We also asked about what first-line treatment is? I’ll call this sort of a consensus, FOLFOXIRI/bev. I’m not sure everybody’s doing that necessarily in their practice. Most people right now are using a second-line targeted therapy, as you mentioned. And again, I’ll call this a consensus, being encorafenib and EGFR antibody.

Finally, adagrasib — actually, we had this case where the doc actually managed to get sotorasib and cetuximab, somehow. I don’t know how they got it.

But any thoughts right now about these? And what are you doing with the KRAS G12C/ Outside a protocol setting have you tried to do one of these agents with an EGFR antibody?

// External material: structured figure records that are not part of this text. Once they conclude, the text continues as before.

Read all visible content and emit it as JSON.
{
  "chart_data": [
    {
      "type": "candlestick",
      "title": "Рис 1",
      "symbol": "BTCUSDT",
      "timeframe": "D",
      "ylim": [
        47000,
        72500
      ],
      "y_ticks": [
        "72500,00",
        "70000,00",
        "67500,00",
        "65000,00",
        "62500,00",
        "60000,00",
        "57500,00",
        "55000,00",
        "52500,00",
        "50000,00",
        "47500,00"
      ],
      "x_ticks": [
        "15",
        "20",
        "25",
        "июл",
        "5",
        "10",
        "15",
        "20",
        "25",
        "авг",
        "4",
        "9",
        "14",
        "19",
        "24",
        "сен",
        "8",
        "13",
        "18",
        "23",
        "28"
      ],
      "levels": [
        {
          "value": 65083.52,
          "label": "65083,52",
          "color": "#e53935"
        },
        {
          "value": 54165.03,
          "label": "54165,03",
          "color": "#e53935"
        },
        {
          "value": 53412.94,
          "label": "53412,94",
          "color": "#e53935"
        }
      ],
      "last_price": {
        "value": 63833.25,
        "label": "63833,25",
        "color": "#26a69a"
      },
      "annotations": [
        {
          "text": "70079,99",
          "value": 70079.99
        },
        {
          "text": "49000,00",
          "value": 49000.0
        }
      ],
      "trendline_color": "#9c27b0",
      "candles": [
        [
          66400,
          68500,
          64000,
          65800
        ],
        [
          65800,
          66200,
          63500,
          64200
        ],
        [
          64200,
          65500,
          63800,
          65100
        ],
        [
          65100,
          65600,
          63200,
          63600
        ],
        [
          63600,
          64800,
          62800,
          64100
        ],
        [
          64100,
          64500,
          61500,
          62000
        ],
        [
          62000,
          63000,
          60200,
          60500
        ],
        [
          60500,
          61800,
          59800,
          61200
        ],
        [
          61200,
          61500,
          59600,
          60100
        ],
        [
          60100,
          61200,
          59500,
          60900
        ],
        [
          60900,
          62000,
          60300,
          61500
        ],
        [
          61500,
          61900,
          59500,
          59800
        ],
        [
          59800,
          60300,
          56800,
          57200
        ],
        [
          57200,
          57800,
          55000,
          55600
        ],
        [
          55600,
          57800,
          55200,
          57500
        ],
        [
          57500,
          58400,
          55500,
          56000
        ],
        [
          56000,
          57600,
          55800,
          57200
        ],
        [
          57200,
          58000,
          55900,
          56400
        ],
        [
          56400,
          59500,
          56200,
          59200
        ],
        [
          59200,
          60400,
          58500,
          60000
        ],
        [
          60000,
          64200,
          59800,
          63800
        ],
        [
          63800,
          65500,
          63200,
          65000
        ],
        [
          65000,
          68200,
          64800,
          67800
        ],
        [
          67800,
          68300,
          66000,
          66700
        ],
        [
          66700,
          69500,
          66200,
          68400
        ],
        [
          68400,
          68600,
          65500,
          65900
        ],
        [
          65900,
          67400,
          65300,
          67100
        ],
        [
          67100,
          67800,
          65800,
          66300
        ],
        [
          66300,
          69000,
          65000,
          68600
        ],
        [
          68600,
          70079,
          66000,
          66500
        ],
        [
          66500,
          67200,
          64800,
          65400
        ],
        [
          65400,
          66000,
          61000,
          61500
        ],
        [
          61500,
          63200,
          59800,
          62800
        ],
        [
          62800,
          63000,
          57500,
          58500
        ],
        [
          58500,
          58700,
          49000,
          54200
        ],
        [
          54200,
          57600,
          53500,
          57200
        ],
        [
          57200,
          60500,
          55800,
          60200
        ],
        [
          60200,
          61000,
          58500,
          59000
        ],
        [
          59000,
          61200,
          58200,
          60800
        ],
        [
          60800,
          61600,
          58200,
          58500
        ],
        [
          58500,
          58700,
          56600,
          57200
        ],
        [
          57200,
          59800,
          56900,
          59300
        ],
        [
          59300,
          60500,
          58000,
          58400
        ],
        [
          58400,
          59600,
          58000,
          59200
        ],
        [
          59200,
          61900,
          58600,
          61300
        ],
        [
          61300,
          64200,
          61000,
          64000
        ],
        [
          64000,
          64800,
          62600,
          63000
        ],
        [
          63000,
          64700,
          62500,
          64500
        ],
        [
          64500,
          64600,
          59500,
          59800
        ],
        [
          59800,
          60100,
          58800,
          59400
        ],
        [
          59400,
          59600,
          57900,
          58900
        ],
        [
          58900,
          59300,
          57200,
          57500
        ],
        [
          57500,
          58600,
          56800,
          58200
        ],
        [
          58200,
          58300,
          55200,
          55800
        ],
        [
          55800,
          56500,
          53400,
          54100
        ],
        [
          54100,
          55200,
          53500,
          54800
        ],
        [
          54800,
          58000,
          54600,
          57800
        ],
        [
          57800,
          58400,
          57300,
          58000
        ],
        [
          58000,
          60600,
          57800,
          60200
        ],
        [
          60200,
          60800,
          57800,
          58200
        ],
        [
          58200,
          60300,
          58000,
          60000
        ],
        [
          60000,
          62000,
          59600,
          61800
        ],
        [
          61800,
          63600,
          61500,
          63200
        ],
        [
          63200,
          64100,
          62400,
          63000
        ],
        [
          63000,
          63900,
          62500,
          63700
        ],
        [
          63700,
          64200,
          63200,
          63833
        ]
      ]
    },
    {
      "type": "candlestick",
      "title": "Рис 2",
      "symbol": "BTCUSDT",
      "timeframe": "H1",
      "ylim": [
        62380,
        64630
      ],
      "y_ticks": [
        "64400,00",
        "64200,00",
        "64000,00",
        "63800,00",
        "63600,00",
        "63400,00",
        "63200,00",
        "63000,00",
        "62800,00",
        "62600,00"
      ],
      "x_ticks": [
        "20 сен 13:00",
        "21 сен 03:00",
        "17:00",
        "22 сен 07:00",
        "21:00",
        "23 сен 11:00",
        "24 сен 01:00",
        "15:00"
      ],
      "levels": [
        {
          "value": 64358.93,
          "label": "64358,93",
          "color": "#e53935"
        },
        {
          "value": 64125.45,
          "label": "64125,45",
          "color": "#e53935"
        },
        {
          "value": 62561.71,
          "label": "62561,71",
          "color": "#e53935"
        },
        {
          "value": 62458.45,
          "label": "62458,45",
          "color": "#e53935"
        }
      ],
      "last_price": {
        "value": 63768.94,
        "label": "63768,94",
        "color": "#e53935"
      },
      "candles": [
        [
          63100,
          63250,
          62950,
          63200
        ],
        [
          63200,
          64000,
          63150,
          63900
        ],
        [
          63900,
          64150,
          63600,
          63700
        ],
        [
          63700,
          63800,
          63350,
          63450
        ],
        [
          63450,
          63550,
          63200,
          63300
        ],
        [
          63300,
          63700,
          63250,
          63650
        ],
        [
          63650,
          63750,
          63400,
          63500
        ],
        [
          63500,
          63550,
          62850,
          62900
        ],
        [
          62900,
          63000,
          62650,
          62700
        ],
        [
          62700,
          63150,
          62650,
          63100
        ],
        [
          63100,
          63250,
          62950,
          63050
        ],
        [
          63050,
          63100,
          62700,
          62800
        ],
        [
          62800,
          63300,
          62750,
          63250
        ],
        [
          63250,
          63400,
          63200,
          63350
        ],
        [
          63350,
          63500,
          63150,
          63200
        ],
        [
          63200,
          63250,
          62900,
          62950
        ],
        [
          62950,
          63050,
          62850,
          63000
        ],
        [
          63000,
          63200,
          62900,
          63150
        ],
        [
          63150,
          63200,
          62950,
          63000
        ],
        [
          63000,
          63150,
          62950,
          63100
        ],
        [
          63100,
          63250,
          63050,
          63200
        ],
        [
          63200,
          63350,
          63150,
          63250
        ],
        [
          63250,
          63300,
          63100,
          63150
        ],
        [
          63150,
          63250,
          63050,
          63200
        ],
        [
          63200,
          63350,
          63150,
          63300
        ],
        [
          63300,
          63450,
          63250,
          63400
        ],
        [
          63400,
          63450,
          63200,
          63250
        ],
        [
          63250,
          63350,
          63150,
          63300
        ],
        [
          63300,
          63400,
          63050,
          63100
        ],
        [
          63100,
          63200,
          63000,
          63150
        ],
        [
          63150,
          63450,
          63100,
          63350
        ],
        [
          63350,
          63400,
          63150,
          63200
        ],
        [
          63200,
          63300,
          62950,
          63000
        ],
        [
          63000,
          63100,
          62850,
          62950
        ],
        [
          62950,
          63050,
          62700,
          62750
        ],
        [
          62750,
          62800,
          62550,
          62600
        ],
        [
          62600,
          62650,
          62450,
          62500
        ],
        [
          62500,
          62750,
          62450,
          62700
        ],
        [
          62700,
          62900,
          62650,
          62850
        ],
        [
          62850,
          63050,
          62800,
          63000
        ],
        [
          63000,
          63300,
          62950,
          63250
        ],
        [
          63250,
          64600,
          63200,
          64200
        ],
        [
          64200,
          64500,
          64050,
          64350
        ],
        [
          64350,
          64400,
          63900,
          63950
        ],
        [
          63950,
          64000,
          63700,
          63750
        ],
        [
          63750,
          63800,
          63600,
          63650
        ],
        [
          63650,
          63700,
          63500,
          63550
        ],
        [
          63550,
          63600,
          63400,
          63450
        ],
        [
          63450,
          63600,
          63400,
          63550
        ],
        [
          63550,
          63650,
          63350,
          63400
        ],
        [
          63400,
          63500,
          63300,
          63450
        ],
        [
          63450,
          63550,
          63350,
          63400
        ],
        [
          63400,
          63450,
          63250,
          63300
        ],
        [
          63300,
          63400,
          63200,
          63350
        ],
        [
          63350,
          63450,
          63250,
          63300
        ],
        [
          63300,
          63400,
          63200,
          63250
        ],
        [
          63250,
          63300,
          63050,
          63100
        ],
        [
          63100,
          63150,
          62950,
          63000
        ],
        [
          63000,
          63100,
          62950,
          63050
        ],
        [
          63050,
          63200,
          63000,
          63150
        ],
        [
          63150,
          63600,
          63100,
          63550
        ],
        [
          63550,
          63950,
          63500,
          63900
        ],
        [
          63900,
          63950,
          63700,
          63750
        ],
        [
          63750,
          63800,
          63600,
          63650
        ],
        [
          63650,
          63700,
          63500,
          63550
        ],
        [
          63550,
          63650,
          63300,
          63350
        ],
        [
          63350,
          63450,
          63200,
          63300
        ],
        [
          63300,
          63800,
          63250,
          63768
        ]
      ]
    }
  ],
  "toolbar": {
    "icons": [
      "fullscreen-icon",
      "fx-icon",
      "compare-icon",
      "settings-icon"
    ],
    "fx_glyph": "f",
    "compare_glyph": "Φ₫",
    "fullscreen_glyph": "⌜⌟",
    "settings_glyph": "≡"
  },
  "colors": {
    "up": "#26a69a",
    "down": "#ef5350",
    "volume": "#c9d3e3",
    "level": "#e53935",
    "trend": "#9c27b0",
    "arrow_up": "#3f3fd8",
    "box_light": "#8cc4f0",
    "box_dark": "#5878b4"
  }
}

DR LIEU: So we have, obviously, these clinical trials here and certainly see a significant improved response rate when you use the doublet of KRAS G12C inhibition with, like cetuximab or panitumumab. It’s interesting. What you’re probably seeing in the poll are patient’s experience with the agents in clinical trials. I have not been able to get it off-label. But if I did, I would definitely use the doublet. I would not use single agent. If you can do the doublet, that’s definitely the way to go, at least based off of the initial data and the data that we saw in The New England Journal of Medicine paper.

DR LOVE: This doc, when we presented a case of his, somehow he got enfortumab and pembrolizumab first-line in bladder cancer. So, he must have — I don’t know how he gets his stuff, but he’s on top of it for sure.

Anyhow, Chris, thanks so much for working with us today. It was so informative. So exciting to see all these changes.

Audience, thank you for attending. Come on back tomorrow night. We’ll see if Dr Konecny can update us or straighten us out about the crazy world of PARP inhibitors in ovarian cancer. And I’m really looking forward to hearing what Dr Patel has to say. Hopefully, he’ll be able to explain, at least to me, how tumor treating fields work. From what I can tell, maybe the world’s expert. So I want to understand about it more and I invite you to join me tomorrow night.

Chris, thanks again.

Be safe. Stay well. And have a great night.

DR LIEU: Thank you, everybody.

DR LOVE: Have a great day. Thanks a lot, Chris.